Il y a un peu moins d'une vingtaine d'années de ça, Johnny Cash n'était qu'un ringard dont on se souvenait surtout pour son concert mythique à Folsom, ses débuts à Sun Records et quelques perles country. Un type accro à la drogue devenu par nécessité grenouille de bénitier. Le genre d'artiste dont on devrait normalement plus entendre parler avant le jour de sa mort. Or voilà en 92, il est introduit au Hall of Fame pour services rendus et tout le monde attend sa mort pour publier une oraison funèbre méritée. Et surgit Rick Rubin, producteur en vogue qui était derrière les manettes de Slayer, Public Enemy ou les Red Hot Chili Peppers, qui s'intéressa à l'homme en noir. Seize ans après le premier enregistrement des deux nouveaux meilleurs amis du monde, il reste donc une poignée d'albums qui ont marqué les années 90 et 2000. Et le dernier volume ne déroge pas à la règle. Toujours sous la même formule, dans un style le plus épuré possible, avec quelques violons pour rehausser le tout, toute une série de ballades poignantes.

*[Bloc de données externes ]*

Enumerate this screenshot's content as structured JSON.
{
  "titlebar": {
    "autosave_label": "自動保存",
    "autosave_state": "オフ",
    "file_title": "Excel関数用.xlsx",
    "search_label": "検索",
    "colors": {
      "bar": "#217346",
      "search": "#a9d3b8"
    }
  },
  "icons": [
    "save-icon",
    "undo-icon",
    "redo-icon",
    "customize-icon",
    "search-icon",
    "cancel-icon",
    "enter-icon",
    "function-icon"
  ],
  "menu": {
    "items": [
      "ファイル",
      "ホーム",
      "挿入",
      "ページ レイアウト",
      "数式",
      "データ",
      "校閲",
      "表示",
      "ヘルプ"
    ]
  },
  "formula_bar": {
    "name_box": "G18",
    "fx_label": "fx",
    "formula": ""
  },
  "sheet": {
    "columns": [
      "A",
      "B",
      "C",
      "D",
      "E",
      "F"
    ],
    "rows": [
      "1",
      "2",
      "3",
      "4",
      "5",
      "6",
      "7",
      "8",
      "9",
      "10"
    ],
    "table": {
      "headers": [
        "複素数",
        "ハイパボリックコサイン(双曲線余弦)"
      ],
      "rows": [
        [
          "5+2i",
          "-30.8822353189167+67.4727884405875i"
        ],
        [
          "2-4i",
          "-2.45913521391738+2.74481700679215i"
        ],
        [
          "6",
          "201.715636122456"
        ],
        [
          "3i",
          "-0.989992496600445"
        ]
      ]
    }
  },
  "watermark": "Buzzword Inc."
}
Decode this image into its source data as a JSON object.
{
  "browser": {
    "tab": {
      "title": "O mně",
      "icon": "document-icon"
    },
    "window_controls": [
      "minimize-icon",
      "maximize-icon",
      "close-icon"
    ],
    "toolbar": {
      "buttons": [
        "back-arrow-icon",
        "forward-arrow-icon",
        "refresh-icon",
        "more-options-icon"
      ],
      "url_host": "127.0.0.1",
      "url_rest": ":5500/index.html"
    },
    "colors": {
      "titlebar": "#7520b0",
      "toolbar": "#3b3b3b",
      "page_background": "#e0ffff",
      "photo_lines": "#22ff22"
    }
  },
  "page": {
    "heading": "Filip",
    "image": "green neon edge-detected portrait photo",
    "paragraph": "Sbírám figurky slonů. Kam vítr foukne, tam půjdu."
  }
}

Il y a évidemment une ambiance un peu spéciale avec ce disque où un Johnny Cash, gravement malade, au seuil de la mort et en deuil de sa femme, enregistre son ultime album. Et c'est déjà son deuxième album posthume même si l'on sent derrière ce titre, commercialement très fort mais extrêmement glauque, qu'on est arrivé au bout. Il n'y a plus aucune chanson écrite par Cash mais toujours ce mélange de chanson traditionnelles, de vieux standards et de reprises d'artistes contemporains (ici Sheryl Crow ou Kris Kristofferson). L'album vaut surtout pour les deux premiers morceaux : Ain't no Grave avec ses chaines et ses cloches morriconiennes et la reprise de Redemption Day de Sheryl Crow (avant qu'elle tourne mal), superbe ballade acoustique. Idéal pour les fans de la série, du chanteur ou de folk music. Sûrement dispensable pour les autres qui devraient se jeter sans tarder sur le troisième et le quatrième.